The “Land Back” movement seeks to restore a people to sacred stewardship of their ancestral lands, and successes like the one in Texas are happening across the country. The work of the NDN Collective, a South Dakota-based international Indigenous organization, is just another example.
Nick Tilsen (Oglala Lakota), the founder of NDN Collective, explains that a Land Back ethic doesn’t mean going back in time, but moving forward with all people to create a just and equitable world.
Contreras and Tilsen have found common cause as members of the Black Liberation-Indigenous Sovereignty Collective, co-founded by Trevor Smith (a Black man) and Savannah Romero (an Indigenous woman and citizen of the Eastern Shoshone Tribe). According to Romero, most Land Back successes in their member organizations are in rural areas of Indian Country or near reservation communities.
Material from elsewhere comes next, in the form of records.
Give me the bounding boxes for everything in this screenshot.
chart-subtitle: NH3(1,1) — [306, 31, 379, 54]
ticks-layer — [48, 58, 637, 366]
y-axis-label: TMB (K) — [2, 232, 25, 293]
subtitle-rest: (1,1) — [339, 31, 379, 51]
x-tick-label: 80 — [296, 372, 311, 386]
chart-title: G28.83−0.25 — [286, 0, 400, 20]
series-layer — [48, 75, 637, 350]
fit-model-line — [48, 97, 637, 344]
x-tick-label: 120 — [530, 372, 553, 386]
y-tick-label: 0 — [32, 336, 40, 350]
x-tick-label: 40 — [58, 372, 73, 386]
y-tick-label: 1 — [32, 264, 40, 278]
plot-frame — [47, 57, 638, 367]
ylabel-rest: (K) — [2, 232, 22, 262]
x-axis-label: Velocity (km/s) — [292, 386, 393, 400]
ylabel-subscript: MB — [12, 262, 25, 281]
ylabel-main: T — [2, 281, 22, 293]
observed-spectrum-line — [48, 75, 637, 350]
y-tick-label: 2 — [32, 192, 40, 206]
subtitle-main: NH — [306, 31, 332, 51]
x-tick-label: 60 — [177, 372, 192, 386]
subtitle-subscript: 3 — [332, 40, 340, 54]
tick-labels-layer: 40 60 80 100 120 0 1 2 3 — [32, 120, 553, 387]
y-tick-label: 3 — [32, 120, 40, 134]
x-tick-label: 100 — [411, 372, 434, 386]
The BLIS Collective serves as a hub to connect leaders in the Land Back movement with those seeking reparations, or healing and restoration, for African American people injured because of their group identity. By promoting a braided narrative of justice for both Black and Indigenous people, BLIS includes dozens of member organizations who work to articulate the intrinsic tie between Land Back and reparations.